Given `f(x)=1+1/x+9/x^2+1/x^3` :

First rewrite as `f(x)=1+x^(-1)+9x^(-2)+x^(-3)`

(1) To find the intervals of increase and decrease we find where the first derivative is positive or negative. The intervals we seek are between the points where `f'(x)=0` or `f'(x)` fails to exist.

`f'(x)=-1/x^2-18/x^3-3/x^4=-(x^2+18x+3)/x^4`

`f'(x)=0==>x^2+18x+3=0`

`==>x=-9+-sqrt(78)` or `x~~-.1682,x~~-17.8317`

Also, the derivative fails to exist at x=0. So we check the intervals:

`(-oo,-9-sqrt(78)):` try a test value such as x=-18. `f'(-18)~~-2.8578x10^(-5)<0` so the function is decreasing on this interval.
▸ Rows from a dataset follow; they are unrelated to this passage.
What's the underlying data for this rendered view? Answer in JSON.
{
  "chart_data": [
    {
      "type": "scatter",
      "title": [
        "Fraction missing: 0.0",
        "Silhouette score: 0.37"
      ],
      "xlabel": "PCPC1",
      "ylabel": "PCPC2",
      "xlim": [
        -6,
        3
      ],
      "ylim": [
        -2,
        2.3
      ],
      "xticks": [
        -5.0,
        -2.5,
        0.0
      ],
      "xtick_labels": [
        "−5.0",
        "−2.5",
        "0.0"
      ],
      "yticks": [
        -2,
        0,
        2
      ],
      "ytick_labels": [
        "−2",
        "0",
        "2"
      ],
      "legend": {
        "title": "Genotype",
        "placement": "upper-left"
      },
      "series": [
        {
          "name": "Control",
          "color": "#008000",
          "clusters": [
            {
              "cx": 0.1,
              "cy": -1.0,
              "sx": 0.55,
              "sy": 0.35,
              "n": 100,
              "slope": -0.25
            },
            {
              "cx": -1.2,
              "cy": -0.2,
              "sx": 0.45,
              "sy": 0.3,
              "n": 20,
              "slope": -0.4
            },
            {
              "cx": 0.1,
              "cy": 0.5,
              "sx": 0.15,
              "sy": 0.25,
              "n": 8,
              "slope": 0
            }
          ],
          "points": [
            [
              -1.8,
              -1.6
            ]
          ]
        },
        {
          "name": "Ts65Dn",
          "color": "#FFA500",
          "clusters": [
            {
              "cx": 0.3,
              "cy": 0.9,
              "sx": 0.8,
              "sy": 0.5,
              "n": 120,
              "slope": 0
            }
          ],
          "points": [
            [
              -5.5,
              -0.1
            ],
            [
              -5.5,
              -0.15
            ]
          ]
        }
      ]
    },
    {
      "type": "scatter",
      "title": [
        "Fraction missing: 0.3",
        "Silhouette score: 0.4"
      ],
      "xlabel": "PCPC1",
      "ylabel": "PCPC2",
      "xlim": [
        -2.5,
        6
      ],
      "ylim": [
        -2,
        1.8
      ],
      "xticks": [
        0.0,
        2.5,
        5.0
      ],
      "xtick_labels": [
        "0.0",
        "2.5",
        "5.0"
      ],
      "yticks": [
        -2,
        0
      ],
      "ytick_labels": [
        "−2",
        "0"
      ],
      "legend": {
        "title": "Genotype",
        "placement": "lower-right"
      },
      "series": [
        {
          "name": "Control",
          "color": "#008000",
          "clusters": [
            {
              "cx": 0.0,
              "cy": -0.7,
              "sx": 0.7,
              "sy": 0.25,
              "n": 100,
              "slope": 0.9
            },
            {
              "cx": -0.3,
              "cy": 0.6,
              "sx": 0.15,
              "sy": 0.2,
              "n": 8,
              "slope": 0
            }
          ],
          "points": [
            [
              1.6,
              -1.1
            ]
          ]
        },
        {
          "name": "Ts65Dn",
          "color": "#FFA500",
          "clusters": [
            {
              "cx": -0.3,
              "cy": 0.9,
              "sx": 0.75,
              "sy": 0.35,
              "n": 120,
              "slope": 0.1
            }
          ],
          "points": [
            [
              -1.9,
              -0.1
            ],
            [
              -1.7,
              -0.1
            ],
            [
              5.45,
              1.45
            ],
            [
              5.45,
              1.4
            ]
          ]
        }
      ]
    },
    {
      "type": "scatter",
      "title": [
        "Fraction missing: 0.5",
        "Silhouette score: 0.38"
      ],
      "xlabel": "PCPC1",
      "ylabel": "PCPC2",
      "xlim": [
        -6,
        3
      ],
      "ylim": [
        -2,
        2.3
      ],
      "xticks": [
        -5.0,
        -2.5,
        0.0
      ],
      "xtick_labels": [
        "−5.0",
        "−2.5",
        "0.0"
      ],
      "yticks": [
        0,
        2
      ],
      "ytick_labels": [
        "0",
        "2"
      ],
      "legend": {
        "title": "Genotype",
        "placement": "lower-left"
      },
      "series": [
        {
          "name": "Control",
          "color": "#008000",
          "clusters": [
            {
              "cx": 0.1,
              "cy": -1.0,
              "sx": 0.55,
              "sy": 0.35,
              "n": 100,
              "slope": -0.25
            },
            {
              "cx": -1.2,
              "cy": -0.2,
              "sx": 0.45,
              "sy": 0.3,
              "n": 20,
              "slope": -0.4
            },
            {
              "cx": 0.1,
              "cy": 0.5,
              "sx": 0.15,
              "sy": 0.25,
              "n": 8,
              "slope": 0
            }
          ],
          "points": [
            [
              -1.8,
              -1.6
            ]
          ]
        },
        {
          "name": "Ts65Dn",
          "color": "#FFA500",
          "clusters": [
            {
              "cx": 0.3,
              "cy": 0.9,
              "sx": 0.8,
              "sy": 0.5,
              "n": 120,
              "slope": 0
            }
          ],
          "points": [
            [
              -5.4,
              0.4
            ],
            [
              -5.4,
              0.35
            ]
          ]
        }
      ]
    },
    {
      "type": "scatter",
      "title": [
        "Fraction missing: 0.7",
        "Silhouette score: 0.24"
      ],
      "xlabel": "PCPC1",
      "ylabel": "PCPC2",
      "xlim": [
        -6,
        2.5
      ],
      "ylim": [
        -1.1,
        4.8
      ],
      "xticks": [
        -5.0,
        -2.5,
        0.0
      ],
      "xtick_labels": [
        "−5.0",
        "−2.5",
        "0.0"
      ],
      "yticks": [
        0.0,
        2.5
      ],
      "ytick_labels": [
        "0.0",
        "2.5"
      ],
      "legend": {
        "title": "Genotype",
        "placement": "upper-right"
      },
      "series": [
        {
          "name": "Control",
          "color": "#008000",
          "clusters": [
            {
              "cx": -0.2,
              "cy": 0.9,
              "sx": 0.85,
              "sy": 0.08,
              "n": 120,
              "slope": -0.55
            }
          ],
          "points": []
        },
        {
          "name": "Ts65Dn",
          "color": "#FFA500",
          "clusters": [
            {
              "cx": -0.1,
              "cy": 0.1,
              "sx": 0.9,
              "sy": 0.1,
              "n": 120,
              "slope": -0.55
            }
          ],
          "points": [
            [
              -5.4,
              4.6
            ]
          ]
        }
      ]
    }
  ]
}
`(-9-sqrt(78),-9+sqrt(78)):` try a test value such as x=-1. `f'(-1)=14>0` so the function is increasing on this interval.

** The point at `x=-9-sqrt(78)` is a local minimum. The point at `x=-9+sqrt(78)` is a local maximum**

`(-9+sqrt(78),0):` try a test value such as x=-.1. `f'(-.1)=-12100<0` so the function is decreasing on this interval.

`(0,oo):` It is clear that the first derivative is negative for all x>0, so the function decreases on this interval.

(2) To find the intervals of concavity we examine the second derivative:

`f''(x)=2/x^3+54/x^4+12/x^5=(2(x^2+27x+6))/x^5`

The second derivative is zero at `x=-27/2+-sqrt(705)/2` . The second derivative fails at x=0. So we try the intervals:

`(-oo,-27/2-sqrt(705)/2):` try a test value such as x=-27: `f''(-27)~~-8.363x10^(-7)<0` so the function is concave down on this interval.

`(-27/2-sqrt(705)/2,-27/2+sqrt(705)/2)` `f''(-2)=2.75>0` so the function is concave up on this interval.

`(-27/2+sqrt(705)/2,0):` `f''(-.1)=-662000<0` so the function is concave down on this interval.

`(0,oo)` `f''(1)=68>0` so the function is concave up on this interval.

** `x=-27/2+-sqrt(705)/2` are inflection points **

Some graphs to show the interesting features:

The grapher in this program is unable to show the details around x=-17.83. There is a local minimum there.

The function is concave down, up, down; vertical asymptote; then concave up.

The function decreases, increases, decreases; vertical asymptote; then decreases.